Le pouvoir est parvenu à étouffer la dynamique enclenchée par les forces sociales. Le syndicat ne parvient pas non plus à mobiliser les travailleurs. Du coup, l’opposition peut de nouveau estimer qu’elle reste et demeure la seule capable de faire bouger les lignes dans ce pays. D’autant plus qu’il y a une espèce d’hypocrisie dans le combat politique et social. Avec en particulier la société civile qui rejette et décline tout soutient de ses mouvements par l’opposition. Craignant sans doute d’être taxée de rouler pour cette dernière.

Comme dit le proverbe, « c’est le fin connaisseur de la grenouille qui connait celle qui boite ». C’est l’opposition qui connait le pouvoir. C’est elle qui peut lui arracher une parcelle de concession. Pour le moment si le syndicat avait ébranlé ce pouvoir au début de cette année, cette fois il fait preuve d’impuissance. Quant aux forces sociales, elles ont d’autres grains à moudre que la baisse du prix du carburant à la pompe.
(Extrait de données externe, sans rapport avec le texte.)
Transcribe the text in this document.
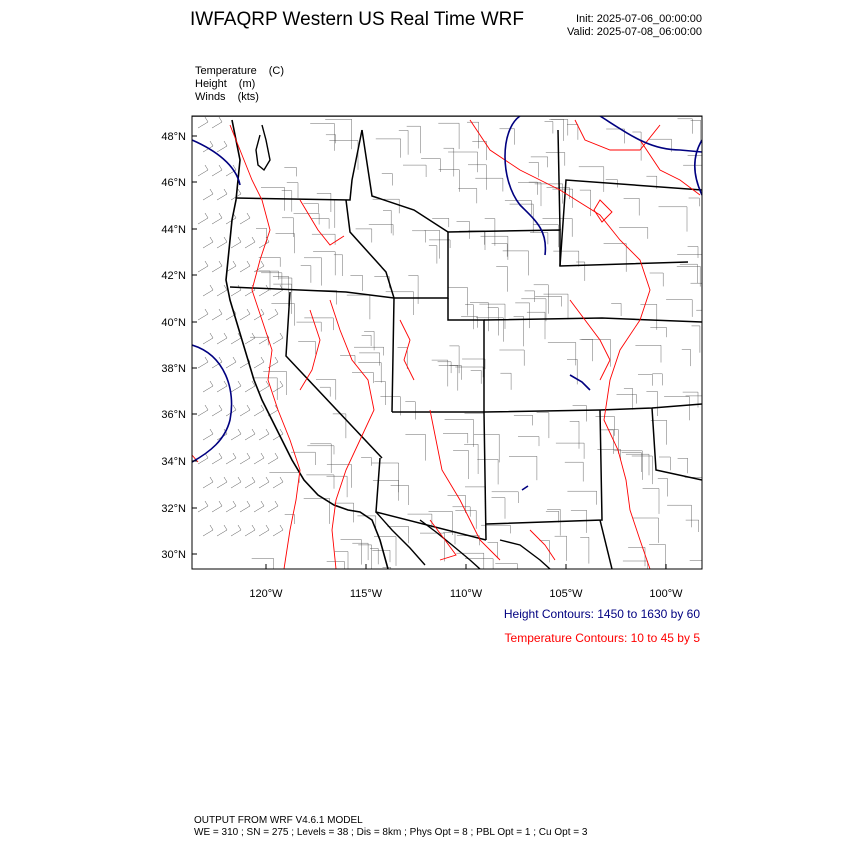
48°N
46°N
44°N
42°N
40°N
38°N
36°N
34°N
32°N
30°N
120°W	115°W	110°W	105°W	100°W
IWFAQRP Western US Real Time WRF	Init: 2025-07-06_00:00:00
Valid: 2025-07-08_06:00:00
Temperature (C)
Height (m)
Winds (kts)
Height Contours: 1450 to 1630 by 60
Temperature Contours: 10 to 45 by 5
OUTPUT FROM WRF V4.6.1 MODEL
WE = 310 ; SN = 275 ; Levels = 38 ; Dis = 8km ; Phys Opt = 8 ; PBL Opt = 1 ; Cu Opt = 3
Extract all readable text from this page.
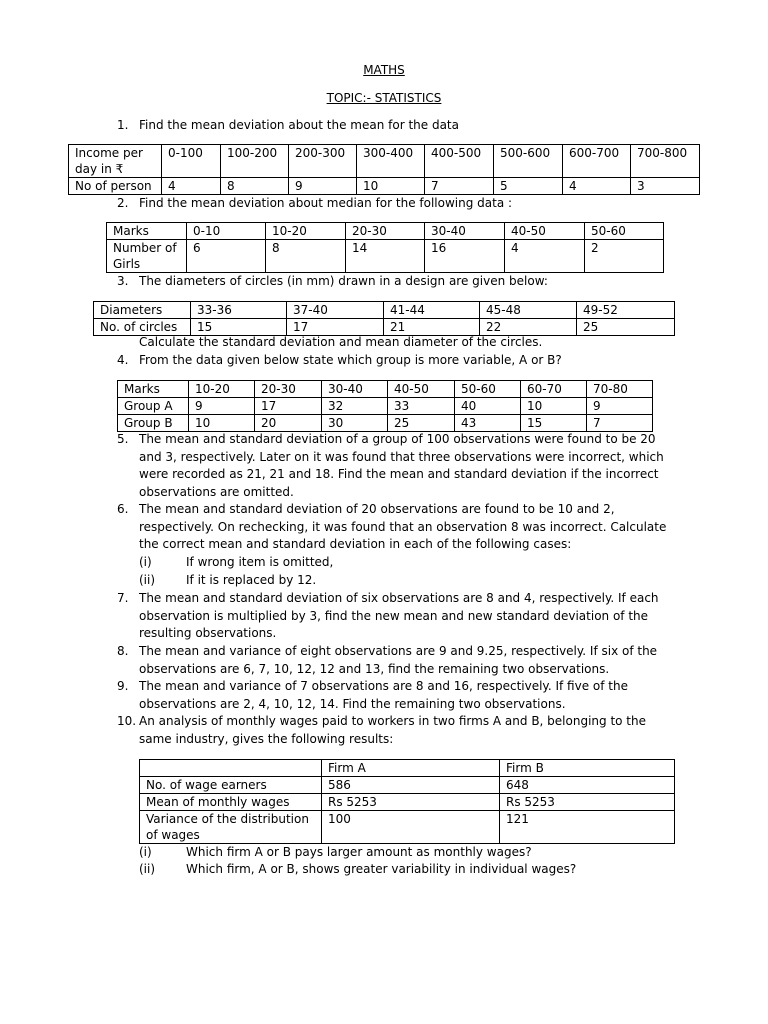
MATHS
TOPIC:- STATISTICS
1. Find the mean deviation about the mean for the data
Income per day in ₹	0-100	100-200	200-300	300-400	400-500	500-600	600-700	700-800
No of person	4	8	9	10	7	5	4	3
2. Find the mean deviation about median for the following data :
Marks	0-10	10-20	20-30	30-40	40-50	50-60
Number of Girls	6	8	14	16	4	2
3. The diameters of circles (in mm) drawn in a design are given below:
Diameters	33-36	37-40	41-44	45-48	49-52
No. of circles	15	17	21	22	25
Calculate the standard deviation and mean diameter of the circles.
4. From the data given below state which group is more variable, A or B?
Marks	10-20	20-30	30-40	40-50	50-60	60-70	70-80
Group A	9	17	32	33	40	10	9
Group B	10	20	30	25	43	15	7
5. The mean and standard deviation of a group of 100 observations were found to be 20 and 3, respectively. Later on it was found that three observations were incorrect, which were recorded as 21, 21 and 18. Find the mean and standard deviation if the incorrect observations are omitted.
6. The mean and standard deviation of 20 observations are found to be 10 and 2, respectively. On rechecking, it was found that an observation 8 was incorrect. Calculate the correct mean and standard deviation in each of the following cases:
(i)	If wrong item is omitted,
(ii)	If it is replaced by 12.
7. The mean and standard deviation of six observations are 8 and 4, respectively. If each observation is multiplied by 3, find the new mean and new standard deviation of the resulting observations.
8. The mean and variance of eight observations are 9 and 9.25, respectively. If six of the observations are 6, 7, 10, 12, 12 and 13, find the remaining two observations.
9. The mean and variance of 7 observations are 8 and 16, respectively. If five of the observations are 2, 4, 10, 12, 14. Find the remaining two observations.
10. An analysis of monthly wages paid to workers in two firms A and B, belonging to the same industry, gives the following results:
	Firm A	Firm B
No. of wage earners	586	648
Mean of monthly wages	Rs 5253	Rs 5253
Variance of the distribution of wages	100	121
(i)	Which firm A or B pays larger amount as monthly wages?
(ii)	Which firm, A or B, shows greater variability in individual wages?
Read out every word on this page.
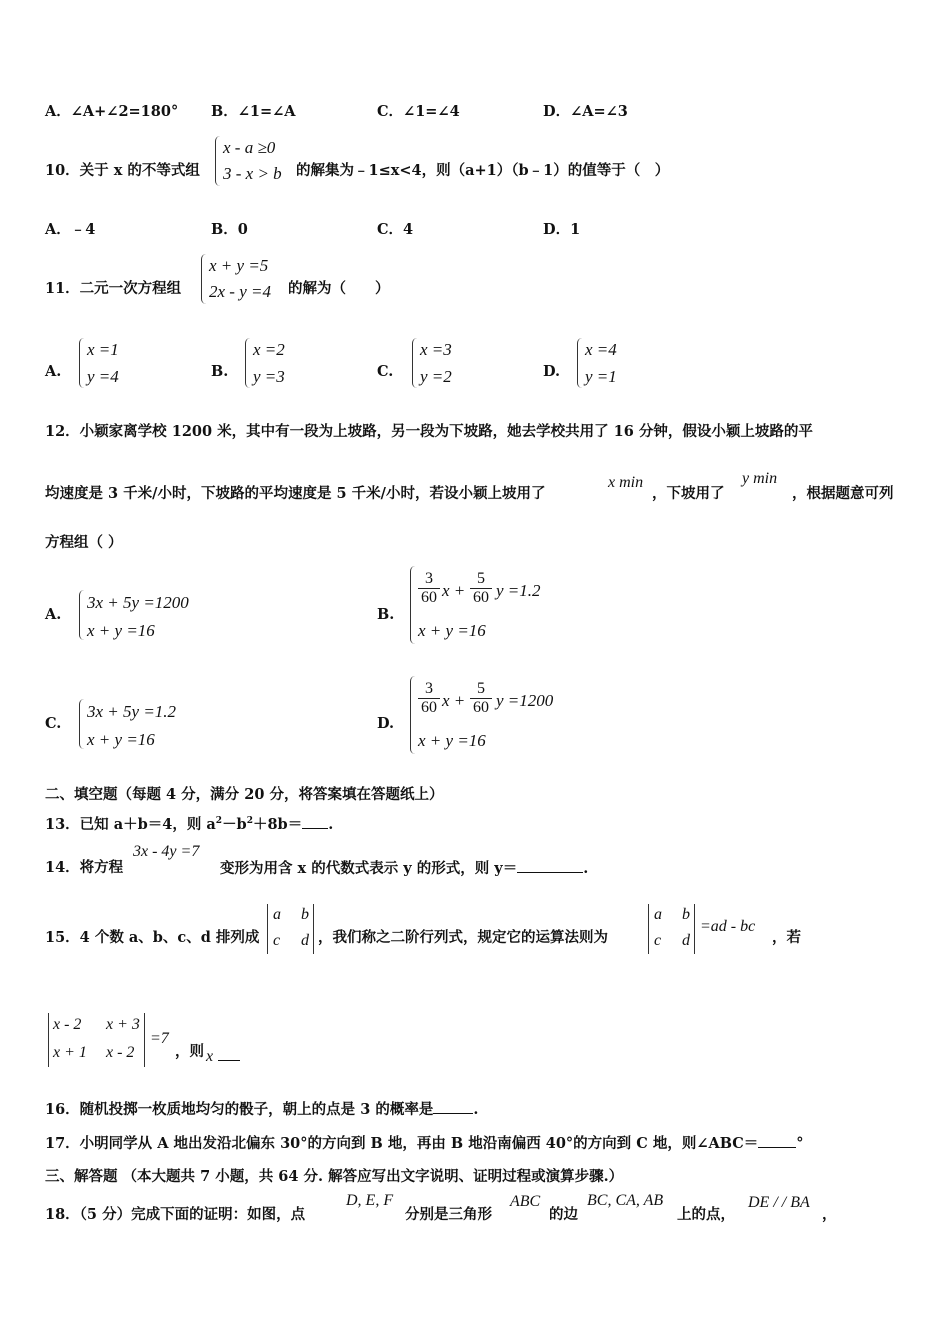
A．∠A+∠2=180° B．∠1=∠A	C．∠1=∠4	D．∠A=∠3
10．关于 x 的不等式组
x - a ≥0
3 - x > b 的解集为﹣1≤x<4，则（a+1）（b﹣1）的值等于（　）
A．﹣4	B．0	C．4	D．1
11．二元一次方程组
x + y =5
2x - y =4 的解为（　　）
A.
x =1
y =4	B.
x =2
y =3	C.
x =3
y =2	D.
x =4
y =1
12．小颖家离学校 1200 米，其中有一段为上坡路，另一段为下坡路，她去学校共用了 16 分钟，假设小颖上坡路的平
均速度是 3 千米/小时，下坡路的平均速度是 5 千米/小时，若设小颖上坡用了
x min
，下坡用了
y min
，根据题意可列
方程组（ ）
A.
3x + 5y =1200
x + y =16
B.
$\frac{3}{60}$ $x + \frac{5}{60}$ y =1.2
x + y =16
C.
3x + 5y =1.2
x + y =16
D.
$\frac{3}{60}$ $x + \frac{5}{60}$ y =1200
x + y =16
二、填空题（每题 4 分，满分 20 分，将答案填在答题纸上）
13．已知 a＋b＝4，则 $a^2-b^2+8b=$ .
14．将方程
3x - 4y =7
变形为用含 x 的代数式表示 y 的形式，则 y＝	.
15．4 个数 a、b、c、d 排列成
a b
c d ，我们称之二阶行列式，规定它的运算法则为
a b
c d
=ad - bc
，若
x - 2 x + 3
x + 1 x - 2
=7
，则 x
16．随机投掷一枚质地均匀的骰子，朝上的点是 3 的概率是	.
17．小明同学从 A 地出发沿北偏东 30°的方向到 B 地，再由 B 地沿南偏西 40°的方向到 C 地，则∠ABC＝	°
三、解答题 （本大题共 7 小题，共 64 分. 解答应写出文字说明、证明过程或演算步骤.）
18．（5 分）完成下面的证明：如图，点
D, E, F
分别是三角形
ABC
的边
BC, CA, AB
上的点，
DE / / BA
，
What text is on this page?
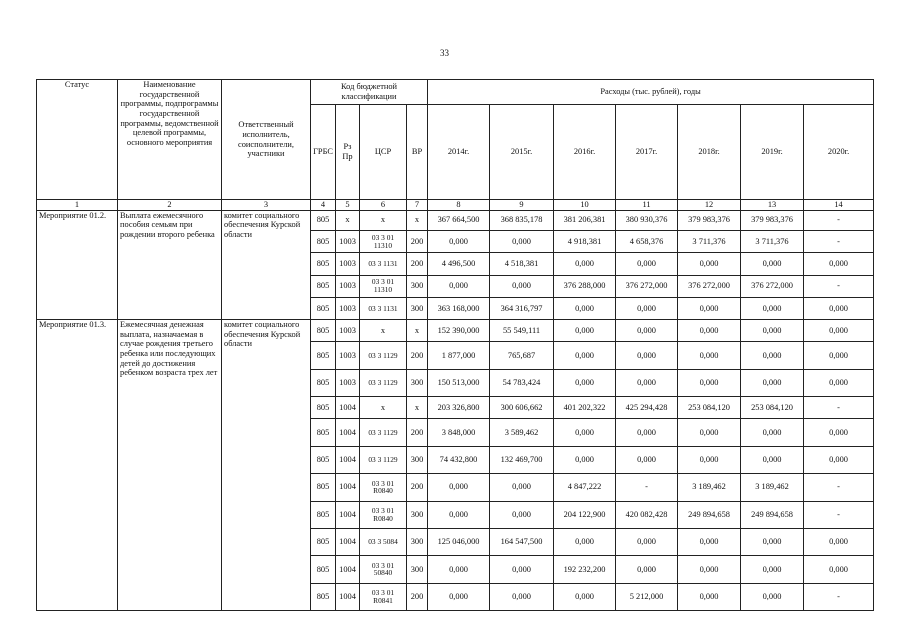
33
Статус	Наименование государственной программы, подпрограммы государственной программы, ведомственной целевой программы, основного мероприятия	Ответственный исполнитель, соисполнители, участники	Код бюджетной классификации				Расходы (тыс. рублей), годы						
			ГРБС	Рз Пр	ЦСР	ВР	2014г.	2015г.	2016г.	2017г.	2018г.	2019г.	2020г.
1	2	3	4	5	6	7	8	9	10	11	12	13	14
Мероприятие 01.2.	Выплата ежемесячного пособия семьям при рождении второго ребенка	комитет социального обеспечения Курской области	805	x	x	x	367 664,500	368 835,178	381 206,381	380 930,376	379 983,376	379 983,376	-
			805	1003	03 3 01 11310	200	0,000	0,000	4 918,381	4 658,376	3 711,376	3 711,376	-
			805	1003	03 3 1131	200	4 496,500	4 518,381	0,000	0,000	0,000	0,000	0,000
			805	1003	03 3 01 11310	300	0,000	0,000	376 288,000	376 272,000	376 272,000	376 272,000	-
			805	1003	03 3 1131	300	363 168,000	364 316,797	0,000	0,000	0,000	0,000	0,000
Мероприятие 01.3.	Ежемесячная денежная выплата, назначаемая в случае рождения третьего ребенка или последующих детей до достижения ребенком возраста трех лет	комитет социального обеспечения Курской области	805	1003	x	x	152 390,000	55 549,111	0,000	0,000	0,000	0,000	0,000
			805	1003	03 3 1129	200	1 877,000	765,687	0,000	0,000	0,000	0,000	0,000
			805	1003	03 3 1129	300	150 513,000	54 783,424	0,000	0,000	0,000	0,000	0,000
			805	1004	x	x	203 326,800	300 606,662	401 202,322	425 294,428	253 084,120	253 084,120	-
			805	1004	03 3 1129	200	3 848,000	3 589,462	0,000	0,000	0,000	0,000	0,000
			805	1004	03 3 1129	300	74 432,800	132 469,700	0,000	0,000	0,000	0,000	0,000
			805	1004	03 3 01 R0840	200	0,000	0,000	4 847,222	-	3 189,462	3 189,462	-
			805	1004	03 3 01 R0840	300	0,000	0,000	204 122,900	420 082,428	249 894,658	249 894,658	-
			805	1004	03 3 5084	300	125 046,000	164 547,500	0,000	0,000	0,000	0,000	0,000
			805	1004	03 3 01 50840	300	0,000	0,000	192 232,200	0,000	0,000	0,000	0,000
			805	1004	03 3 01 R0841	200	0,000	0,000	0,000	5 212,000	0,000	0,000	-
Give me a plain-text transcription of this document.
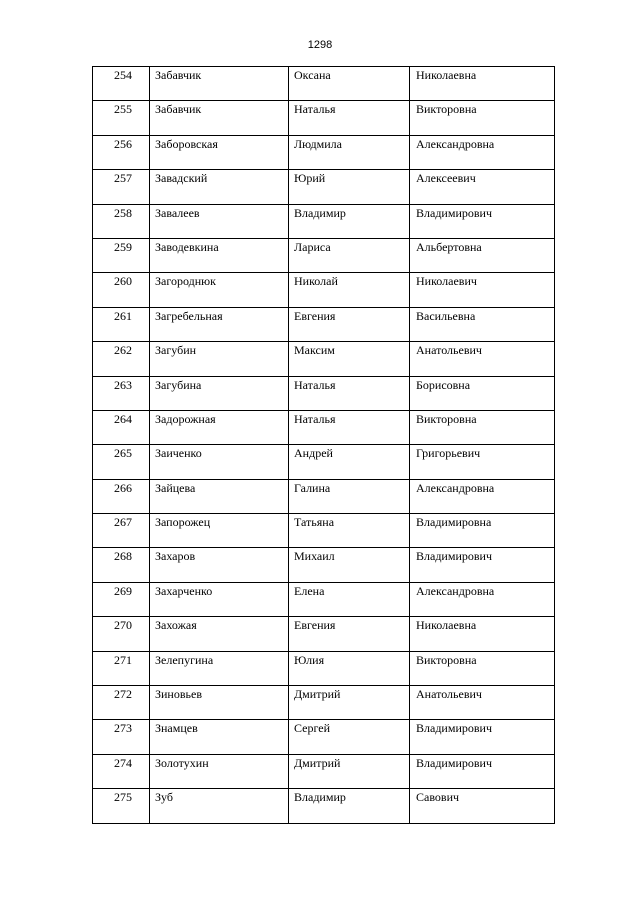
1298
254	Забавчик	Оксана	Николаевна

255	Забавчик	Наталья	Викторовна

256	Заборовская	Людмила	Александровна

257	Завадский	Юрий	Алексеевич

258	Завалеев	Владимир	Владимирович

259	Заводевкина	Лариса	Альбертовна

260	Загороднюк	Николай	Николаевич

261	Загребельная	Евгения	Васильевна

262	Загубин	Максим	Анатольевич

263	Загубина	Наталья	Борисовна

264	Задорожная	Наталья	Викторовна

265	Заиченко	Андрей	Григорьевич

266	Зайцева	Галина	Александровна

267	Запорожец	Татьяна	Владимировна

268	Захаров	Михаил	Владимирович

269	Захарченко	Елена	Александровна

270	Захожая	Евгения	Николаевна

271	Зелепугина	Юлия	Викторовна

272	Зиновьев	Дмитрий	Анатольевич

273	Знамцев	Сергей	Владимирович

274	Золотухин	Дмитрий	Владимирович

275	Зуб	Владимир	Савович
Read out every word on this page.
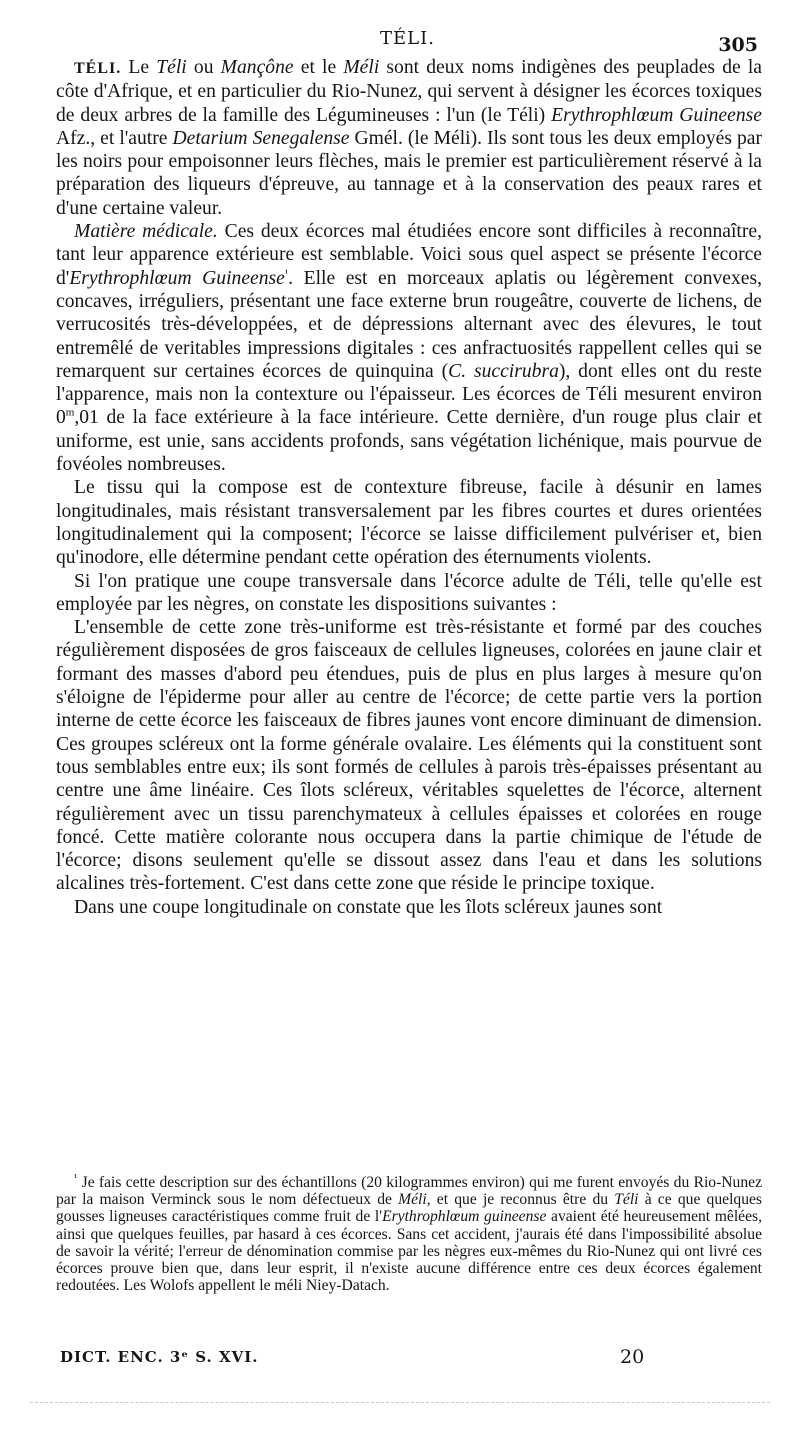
TÉLI.	305

TÉLI. Le Téli ou Mançône et le Méli sont deux noms indigènes des peuplades de la côte d'Afrique, et en particulier du Rio-Nunez, qui servent à désigner les écorces toxiques de deux arbres de la famille des Légumineuses : l'un (le Téli) Erythrophlœum Guineense Afz., et l'autre Detarium Senegalense Gmél. (le Méli). Ils sont tous les deux employés par les noirs pour empoisonner leurs flèches, mais le premier est particulièrement réservé à la préparation des liqueurs d'épreuve, au tannage et à la conservation des peaux rares et d'une certaine valeur.

Matière médicale. Ces deux écorces mal étudiées encore sont difficiles à reconnaître, tant leur apparence extérieure est semblable. Voici sous quel aspect se présente l'écorce d'Erythrophlœum Guineense$^{^1}$. Elle est en morceaux aplatis ou légèrement convexes, concaves, irréguliers, présentant une face externe brun rougeâtre, couverte de lichens, de verrucosités très-développées, et de dépressions alternant avec des élevures, le tout entremêlé de veritables impressions digitales : ces anfractuosités rappellent celles qui se remarquent sur certaines écorces de quinquina (C. succirubra), dont elles ont du reste l'apparence, mais non la contexture ou l'épaisseur. Les écorces de Téli mesurent environ 0$^m$,01 de la face extérieure à la face intérieure. Cette dernière, d'un rouge plus clair et uniforme, est unie, sans accidents profonds, sans végétation lichénique, mais pourvue de fovéoles nombreuses.

Le tissu qui la compose est de contexture fibreuse, facile à désunir en lames longitudinales, mais résistant transversalement par les fibres courtes et dures orientées longitudinalement qui la composent; l'écorce se laisse difficilement pulvériser et, bien qu'inodore, elle détermine pendant cette opération des éternuments violents.

Si l'on pratique une coupe transversale dans l'écorce adulte de Téli, telle qu'elle est employée par les nègres, on constate les dispositions suivantes :

L'ensemble de cette zone très-uniforme est très-résistante et formé par des couches régulièrement disposées de gros faisceaux de cellules ligneuses, colorées en jaune clair et formant des masses d'abord peu étendues, puis de plus en plus larges à mesure qu'on s'éloigne de l'épiderme pour aller au centre de l'écorce; de cette partie vers la portion interne de cette écorce les faisceaux de fibres jaunes vont encore diminuant de dimension. Ces groupes scléreux ont la forme générale ovalaire. Les éléments qui la constituent sont tous semblables entre eux; ils sont formés de cellules à parois très-épaisses présentant au centre une âme linéaire. Ces îlots scléreux, véritables squelettes de l'écorce, alternent régulièrement avec un tissu parenchymateux à cellules épaisses et colorées en rouge foncé. Cette matière colorante nous occupera dans la partie chimique de l'étude de l'écorce; disons seulement qu'elle se dissout assez dans l'eau et dans les solutions alcalines très-fortement. C'est dans cette zone que réside le principe toxique.

Dans une coupe longitudinale on constate que les îlots scléreux jaunes sont

$^{^1}$ Je fais cette description sur des échantillons (20 kilogrammes environ) qui me furent envoyés du Rio-Nunez par la maison Verminck sous le nom défectueux de Méli, et que je reconnus être du Téli à ce que quelques gousses ligneuses caractéristiques comme fruit de l'Erythrophlœum guineense avaient été heureusement mêlées, ainsi que quelques feuilles, par hasard à ces écorces. Sans cet accident, j'aurais été dans l'impossibilité absolue de savoir la vérité; l'erreur de dénomination commise par les nègres eux-mêmes du Rio-Nunez qui ont livré ces écorces prouve bien que, dans leur esprit, il n'existe aucune différence entre ces deux écorces également redoutées. Les Wolofs appellent le méli Niey-Datach.

DICT. ENC. 3ᵉ S. XVI.	20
Emoussées par la répression, l’interdiction et désormais la corruption, elles semblent avoir capitulé.

Dès lors, seule l’opposition tire son épingle du jeu. Du moins l’UFDG. Car ce parti est le grand gagnant du nouvel accord politique. Confirmant ainsison hégémonie. Mais aussi la bipolarisation de la vie politique en Guinée. Désormais le parti du chef de l’Etat et celui du chef de file de l’opposition se partagent la gestion du pays au grand dam des partis qui, parfois, sont opposants le matin et partisans le soir.